View from City Road: Current account numbers go hazy

Click to follow
The Independent Online
Some economists fear that a sterling crisis may develop next year if the current account deficit widens significantly. But even if sterling is dumped it might all be for nothing. The latest trends in European Union trade statistics suggest that it may be some time before we know whether to worry at all about our deficit.

The switch from customs-based trade data to VAT returns has thrown the figures throughout the EU into chaos. Companies are slow to adjust to the new reporting systems, which were previously serviced by importing and exporting agents. Now firms must report on the basis of their own VAT returns, which has slowed the arrival of reliable data.

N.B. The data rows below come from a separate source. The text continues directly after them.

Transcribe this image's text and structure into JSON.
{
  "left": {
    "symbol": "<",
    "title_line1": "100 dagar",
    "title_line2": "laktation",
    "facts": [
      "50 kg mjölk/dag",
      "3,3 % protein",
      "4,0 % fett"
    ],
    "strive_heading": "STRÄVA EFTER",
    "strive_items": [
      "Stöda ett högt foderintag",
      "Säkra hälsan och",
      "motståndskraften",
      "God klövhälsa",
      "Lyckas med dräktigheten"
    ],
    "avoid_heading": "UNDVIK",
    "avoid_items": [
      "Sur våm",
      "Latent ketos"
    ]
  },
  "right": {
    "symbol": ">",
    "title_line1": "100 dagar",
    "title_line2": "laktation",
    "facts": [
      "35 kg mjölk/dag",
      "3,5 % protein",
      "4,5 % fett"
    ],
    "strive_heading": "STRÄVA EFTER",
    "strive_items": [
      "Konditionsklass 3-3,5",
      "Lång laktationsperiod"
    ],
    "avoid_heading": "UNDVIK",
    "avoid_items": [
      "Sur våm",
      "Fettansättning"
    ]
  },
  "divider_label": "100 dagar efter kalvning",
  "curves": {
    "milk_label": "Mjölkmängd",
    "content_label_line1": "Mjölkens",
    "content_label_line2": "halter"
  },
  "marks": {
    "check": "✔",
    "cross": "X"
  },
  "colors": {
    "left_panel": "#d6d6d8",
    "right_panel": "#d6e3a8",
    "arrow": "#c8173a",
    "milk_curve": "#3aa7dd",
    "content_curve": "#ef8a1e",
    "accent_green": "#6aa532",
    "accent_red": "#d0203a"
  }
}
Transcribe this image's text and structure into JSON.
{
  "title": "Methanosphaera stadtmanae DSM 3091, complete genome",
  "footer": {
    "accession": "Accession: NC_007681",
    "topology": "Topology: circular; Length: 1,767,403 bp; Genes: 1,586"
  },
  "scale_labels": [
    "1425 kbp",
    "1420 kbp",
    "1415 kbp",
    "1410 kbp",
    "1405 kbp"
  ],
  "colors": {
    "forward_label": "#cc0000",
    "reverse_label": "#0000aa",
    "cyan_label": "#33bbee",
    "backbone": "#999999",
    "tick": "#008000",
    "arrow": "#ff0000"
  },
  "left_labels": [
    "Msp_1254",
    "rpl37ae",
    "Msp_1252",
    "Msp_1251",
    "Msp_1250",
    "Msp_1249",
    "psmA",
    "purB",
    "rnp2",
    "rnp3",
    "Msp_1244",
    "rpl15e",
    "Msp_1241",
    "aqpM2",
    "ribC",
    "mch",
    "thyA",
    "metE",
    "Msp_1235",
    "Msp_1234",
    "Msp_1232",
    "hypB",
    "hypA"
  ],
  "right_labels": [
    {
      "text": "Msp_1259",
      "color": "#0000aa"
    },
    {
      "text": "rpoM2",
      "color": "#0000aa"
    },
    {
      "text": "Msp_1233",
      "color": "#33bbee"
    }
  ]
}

The Central Statistical Office will tomorrow publish the first complete trade figures for the year to August. But it admits that they will be highly provisional because of problems of seasonal adjustment. It is a truism that there cannot be trouble-free seasonal adjustment until the system has run long enough - and that might take three years.

In the meantime, the CSO is relying on patterns in earlier years while trying to allow for changes in the timing of incoming data. There will be more revisions.

The figures are also the source of export and import prices, used to help prepare industrial production volume figures. This casts doubt on the reliability of recent production figures and estimates of the strength of recovery. It may be some time before the markets can again justify a sterling crisis on the basis of trade data.